Furthermore, it expects that it can produce devices using these configurations "within a normal delivery schedule" once it receives an order. Constitutionally mandated immediacy requirements have been satisfied because once the threat of
liability to Cat Tech has been lifted, it appears likely that TubeMaster can expeditiously solicit and fill orders for loading devices using configurations 1, 2 and 4.

. . . The dispute between TubeMaster and Cat Tech also meets constitutionally mandated "reality" requirements. In the context of patent litigation, the reality requirement is often related to the extent to which the technology in question is "substantially fixed" as opposed to "fluid and indeterminate" at the time declaratory relief is sought. Sierra, 363 F.3d at 1379.
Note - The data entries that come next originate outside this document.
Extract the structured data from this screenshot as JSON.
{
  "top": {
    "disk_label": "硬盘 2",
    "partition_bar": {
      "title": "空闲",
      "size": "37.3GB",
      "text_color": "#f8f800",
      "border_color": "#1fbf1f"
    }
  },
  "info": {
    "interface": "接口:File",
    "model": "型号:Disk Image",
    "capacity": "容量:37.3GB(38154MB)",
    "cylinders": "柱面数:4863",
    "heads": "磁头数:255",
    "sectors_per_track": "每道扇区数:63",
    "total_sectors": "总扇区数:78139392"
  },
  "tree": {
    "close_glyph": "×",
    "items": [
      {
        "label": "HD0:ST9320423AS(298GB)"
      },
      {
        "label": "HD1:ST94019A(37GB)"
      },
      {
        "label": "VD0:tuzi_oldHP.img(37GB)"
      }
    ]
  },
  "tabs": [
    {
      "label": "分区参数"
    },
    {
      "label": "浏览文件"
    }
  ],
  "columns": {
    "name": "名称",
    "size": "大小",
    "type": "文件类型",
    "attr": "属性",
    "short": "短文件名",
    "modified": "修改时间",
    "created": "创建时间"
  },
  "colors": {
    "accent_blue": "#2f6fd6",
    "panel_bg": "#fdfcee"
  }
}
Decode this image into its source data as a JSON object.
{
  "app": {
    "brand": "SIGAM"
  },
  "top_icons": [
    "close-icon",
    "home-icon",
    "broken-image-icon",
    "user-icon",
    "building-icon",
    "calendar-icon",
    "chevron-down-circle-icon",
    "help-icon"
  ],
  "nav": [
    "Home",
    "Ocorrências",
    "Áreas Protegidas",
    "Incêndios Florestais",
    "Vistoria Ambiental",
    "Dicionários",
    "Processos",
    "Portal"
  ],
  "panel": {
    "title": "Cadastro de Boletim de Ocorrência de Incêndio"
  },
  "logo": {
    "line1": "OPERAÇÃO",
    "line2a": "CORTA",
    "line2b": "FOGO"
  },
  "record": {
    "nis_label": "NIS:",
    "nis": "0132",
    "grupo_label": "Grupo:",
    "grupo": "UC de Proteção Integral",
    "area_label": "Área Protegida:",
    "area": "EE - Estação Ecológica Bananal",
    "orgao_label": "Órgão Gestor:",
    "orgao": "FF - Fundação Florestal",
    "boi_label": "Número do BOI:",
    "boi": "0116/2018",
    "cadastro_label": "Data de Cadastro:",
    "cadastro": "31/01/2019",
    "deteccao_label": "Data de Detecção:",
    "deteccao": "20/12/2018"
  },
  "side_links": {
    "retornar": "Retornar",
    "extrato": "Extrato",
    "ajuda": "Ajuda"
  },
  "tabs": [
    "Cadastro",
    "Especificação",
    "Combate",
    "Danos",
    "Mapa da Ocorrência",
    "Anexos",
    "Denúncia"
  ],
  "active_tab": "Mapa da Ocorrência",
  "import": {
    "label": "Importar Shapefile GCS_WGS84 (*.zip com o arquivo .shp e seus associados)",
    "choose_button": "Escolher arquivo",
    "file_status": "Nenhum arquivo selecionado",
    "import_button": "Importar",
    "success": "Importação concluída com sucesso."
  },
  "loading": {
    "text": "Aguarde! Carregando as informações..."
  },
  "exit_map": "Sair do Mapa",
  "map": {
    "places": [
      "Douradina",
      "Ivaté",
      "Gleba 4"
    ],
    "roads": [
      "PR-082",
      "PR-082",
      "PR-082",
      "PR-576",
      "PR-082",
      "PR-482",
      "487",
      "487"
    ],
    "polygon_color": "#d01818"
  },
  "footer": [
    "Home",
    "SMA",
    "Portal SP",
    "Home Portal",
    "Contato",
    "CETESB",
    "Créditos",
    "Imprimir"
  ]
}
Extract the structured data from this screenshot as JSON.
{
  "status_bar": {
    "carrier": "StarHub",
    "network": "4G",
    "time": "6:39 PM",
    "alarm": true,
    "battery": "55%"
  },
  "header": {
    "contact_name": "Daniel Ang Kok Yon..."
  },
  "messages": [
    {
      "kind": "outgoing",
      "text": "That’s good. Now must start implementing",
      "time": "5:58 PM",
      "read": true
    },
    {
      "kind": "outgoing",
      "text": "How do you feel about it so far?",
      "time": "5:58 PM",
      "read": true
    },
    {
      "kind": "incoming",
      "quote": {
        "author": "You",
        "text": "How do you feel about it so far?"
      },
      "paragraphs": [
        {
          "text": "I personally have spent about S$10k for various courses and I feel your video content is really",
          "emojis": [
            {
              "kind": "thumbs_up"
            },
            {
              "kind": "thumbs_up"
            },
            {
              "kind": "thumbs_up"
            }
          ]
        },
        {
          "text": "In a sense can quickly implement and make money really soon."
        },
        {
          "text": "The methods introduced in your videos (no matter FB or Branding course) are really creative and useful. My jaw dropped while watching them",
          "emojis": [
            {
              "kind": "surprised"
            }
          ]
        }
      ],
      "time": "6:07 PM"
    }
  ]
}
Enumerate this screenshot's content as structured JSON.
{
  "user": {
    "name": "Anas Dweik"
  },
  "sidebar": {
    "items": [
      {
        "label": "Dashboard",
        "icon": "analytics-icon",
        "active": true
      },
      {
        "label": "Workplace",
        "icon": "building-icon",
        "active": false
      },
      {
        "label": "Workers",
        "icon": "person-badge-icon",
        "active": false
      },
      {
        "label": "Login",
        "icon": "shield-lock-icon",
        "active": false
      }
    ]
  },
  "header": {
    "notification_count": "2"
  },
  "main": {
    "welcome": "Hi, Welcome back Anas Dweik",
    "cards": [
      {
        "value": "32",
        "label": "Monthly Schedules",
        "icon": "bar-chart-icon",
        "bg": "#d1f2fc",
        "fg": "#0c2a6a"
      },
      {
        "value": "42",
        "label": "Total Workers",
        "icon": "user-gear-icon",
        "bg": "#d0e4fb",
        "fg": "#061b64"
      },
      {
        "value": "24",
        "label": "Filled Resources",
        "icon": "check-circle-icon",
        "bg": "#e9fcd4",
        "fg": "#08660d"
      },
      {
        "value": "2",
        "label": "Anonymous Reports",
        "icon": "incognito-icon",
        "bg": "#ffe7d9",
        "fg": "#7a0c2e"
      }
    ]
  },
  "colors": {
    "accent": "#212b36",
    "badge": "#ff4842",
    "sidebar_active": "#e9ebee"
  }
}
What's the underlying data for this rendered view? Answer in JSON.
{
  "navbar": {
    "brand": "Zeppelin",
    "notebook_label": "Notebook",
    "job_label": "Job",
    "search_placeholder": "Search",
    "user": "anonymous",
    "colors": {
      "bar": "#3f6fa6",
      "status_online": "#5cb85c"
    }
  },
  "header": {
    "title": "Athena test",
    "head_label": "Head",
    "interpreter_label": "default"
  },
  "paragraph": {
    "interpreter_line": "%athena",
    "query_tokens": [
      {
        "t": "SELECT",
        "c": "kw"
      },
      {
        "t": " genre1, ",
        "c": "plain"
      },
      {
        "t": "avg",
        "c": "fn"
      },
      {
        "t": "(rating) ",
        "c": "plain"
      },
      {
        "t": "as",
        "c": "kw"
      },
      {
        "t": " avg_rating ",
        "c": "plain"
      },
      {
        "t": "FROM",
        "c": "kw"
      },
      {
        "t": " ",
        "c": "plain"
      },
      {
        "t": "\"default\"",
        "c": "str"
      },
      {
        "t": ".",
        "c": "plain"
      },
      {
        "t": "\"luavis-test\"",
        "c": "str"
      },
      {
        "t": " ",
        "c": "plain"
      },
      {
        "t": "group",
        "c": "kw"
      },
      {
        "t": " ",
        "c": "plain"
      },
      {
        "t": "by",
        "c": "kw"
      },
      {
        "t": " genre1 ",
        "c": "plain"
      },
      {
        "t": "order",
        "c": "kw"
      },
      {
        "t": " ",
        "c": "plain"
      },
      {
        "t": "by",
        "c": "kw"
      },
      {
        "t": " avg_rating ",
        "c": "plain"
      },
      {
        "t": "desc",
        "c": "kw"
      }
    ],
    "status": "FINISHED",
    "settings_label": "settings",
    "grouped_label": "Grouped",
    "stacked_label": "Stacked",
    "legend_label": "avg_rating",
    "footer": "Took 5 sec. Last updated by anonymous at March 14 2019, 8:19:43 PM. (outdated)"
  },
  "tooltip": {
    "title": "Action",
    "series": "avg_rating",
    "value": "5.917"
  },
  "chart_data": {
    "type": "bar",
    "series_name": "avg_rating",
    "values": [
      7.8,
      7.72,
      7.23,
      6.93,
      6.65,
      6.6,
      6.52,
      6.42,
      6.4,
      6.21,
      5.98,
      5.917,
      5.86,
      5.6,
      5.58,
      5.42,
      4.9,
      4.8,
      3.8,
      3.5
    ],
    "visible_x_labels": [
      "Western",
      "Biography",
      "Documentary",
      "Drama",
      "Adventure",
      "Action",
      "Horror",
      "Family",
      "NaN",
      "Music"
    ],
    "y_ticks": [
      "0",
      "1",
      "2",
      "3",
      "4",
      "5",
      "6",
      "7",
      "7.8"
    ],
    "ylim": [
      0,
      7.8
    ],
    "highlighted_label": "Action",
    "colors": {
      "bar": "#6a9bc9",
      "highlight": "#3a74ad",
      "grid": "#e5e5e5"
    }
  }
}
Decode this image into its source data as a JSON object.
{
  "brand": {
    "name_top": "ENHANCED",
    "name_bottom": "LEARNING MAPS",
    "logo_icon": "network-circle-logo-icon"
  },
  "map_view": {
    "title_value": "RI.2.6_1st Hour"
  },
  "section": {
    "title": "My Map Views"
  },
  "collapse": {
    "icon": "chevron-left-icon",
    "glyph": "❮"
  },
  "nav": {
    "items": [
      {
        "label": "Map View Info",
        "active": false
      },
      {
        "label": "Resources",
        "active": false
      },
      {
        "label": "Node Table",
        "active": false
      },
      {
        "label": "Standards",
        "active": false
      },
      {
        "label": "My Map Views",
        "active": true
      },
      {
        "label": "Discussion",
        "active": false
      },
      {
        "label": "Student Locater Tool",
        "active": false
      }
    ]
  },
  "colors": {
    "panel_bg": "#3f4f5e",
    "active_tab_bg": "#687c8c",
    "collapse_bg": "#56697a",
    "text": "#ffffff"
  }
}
. . . Unlike the technology involved in Telectronics, Sierra and Benitec, which was fluid and in an early stage of development, TubeMaster’s technology is "substantially fixed." TubeMaster’s four basic loading device designs are designed "to cover virtually all of the reactor configurations that might be encountered at customers’ facilities." Thus, TubeMaster does not expect to make substantial modifications to its loading device designs once production begins. The dispute with Cat Tech is "real," not hypothetical, because it appears likely that, once the cloud of liability for infringement is eliminated, the accused products can be produced without significant design change. See Interdynamics, 698 F.2d at 174 (proceeding where the plaintiff planned to market a product that it would "be able to manufacture relatively quickly").

. . . Where, as here, there is cogent evidence that a declaratory plaintiff has made meaningful preparation to conduct potentially infringing activity, a showing that the plaintiff has prepared draft sales literature or otherwise disclosed its products to potential customers is not an indispensable prerequisite. See Interdynamics, 698 F.2d at 172 (sufficient that although the plaintiff "had not yet advertised or solicited orders for its proposed new product," there was significant evidence that the plaintiff intended to manufacture it).